Self-hatred only feeds self-hatred, and its cousins shame, blame, and guilt. By contrast, self-love feeds self-love. To paraphrase Carl Rogers, when we accept ourselves as we are, we can change.
We’ve all tried diets, willpower, strict regimens – and they don’t work. (Here’s why.) The way we go about changing the intention that feeds our behaviors can cause harm or peace. Instead of punishing ourselves to change with diets (which cause harm), we accept ourselves as we are to change (which leads to peace – and yes, weight loss.) By softening judgment, we can listen deeply and see whats there with fresh eyes.

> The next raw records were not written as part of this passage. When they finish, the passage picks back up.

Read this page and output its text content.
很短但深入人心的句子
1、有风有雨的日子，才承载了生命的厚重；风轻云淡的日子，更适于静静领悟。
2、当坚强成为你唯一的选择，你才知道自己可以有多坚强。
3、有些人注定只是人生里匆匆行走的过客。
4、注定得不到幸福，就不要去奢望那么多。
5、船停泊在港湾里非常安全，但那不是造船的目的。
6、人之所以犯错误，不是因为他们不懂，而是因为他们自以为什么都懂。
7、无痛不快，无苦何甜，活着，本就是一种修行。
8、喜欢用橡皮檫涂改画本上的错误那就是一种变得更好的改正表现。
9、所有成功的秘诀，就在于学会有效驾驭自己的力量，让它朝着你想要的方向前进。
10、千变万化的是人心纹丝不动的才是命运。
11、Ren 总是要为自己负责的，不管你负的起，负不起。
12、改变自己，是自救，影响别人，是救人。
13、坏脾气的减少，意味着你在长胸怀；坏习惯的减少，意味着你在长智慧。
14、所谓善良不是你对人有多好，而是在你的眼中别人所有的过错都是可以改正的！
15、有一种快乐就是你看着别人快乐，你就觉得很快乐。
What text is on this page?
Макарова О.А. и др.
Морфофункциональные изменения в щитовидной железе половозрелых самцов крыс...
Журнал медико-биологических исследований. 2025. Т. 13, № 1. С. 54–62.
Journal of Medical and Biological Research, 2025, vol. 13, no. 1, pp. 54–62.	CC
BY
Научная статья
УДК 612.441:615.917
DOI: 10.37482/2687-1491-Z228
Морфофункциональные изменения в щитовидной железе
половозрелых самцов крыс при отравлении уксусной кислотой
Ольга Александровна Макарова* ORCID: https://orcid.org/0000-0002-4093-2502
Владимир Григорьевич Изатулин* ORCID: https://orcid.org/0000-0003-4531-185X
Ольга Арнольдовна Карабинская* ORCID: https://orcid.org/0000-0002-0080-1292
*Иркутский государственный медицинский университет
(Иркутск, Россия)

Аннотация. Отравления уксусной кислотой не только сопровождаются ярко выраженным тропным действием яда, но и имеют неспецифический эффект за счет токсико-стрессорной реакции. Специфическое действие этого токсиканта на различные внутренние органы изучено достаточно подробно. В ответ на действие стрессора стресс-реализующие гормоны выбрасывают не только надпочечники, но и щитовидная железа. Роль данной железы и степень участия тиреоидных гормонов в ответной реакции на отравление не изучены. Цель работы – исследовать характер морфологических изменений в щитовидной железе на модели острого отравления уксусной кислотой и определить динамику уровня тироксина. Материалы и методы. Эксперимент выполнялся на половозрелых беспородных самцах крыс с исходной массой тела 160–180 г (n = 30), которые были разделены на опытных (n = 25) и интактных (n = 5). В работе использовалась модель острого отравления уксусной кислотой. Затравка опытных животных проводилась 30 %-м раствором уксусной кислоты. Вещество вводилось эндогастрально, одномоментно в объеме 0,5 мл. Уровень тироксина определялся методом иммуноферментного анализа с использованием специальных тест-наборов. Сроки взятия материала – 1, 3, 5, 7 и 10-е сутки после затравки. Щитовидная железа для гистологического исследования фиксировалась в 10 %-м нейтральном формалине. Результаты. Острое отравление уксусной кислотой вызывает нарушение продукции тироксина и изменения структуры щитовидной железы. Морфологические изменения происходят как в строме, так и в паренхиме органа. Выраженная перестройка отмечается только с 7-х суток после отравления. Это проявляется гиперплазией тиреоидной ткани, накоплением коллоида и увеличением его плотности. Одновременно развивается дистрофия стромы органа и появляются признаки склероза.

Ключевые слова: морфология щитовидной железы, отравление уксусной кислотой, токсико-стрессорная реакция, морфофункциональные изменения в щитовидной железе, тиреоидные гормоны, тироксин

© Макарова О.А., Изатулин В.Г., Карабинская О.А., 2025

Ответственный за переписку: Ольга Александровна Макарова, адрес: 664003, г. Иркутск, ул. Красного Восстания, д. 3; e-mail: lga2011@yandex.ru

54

We learn about ourselves and why we’re turning to food in the first place. We uncover the ways we’re unkind to ourselves. As we replace unkind behaviors with kindness, our bodies (and our lives) reflect this shift.
Its how we find the new habits, the accountability, the desire to eat and care for our bodies differently. We don’t force it. It arises naturally on its own – because you have everything you need to heal inside. Goodness, love and care aren’t anything you have to manufacture. You “remove the barriers to love,” as the poet Rumi wrote, and you allow that love to unfold, to guide you forward, step by step, into new ways of living and being.
Kindness, not punishment, is the doorway to right action – to living out your deepest intentions; to shifting painful habits like overeating, to caring for your body out of reverence, love and respect, versus control, fear, or anxiety.
Yes, Dorothy, the answers are inside. And kindness, dear one, is the path to weight loss.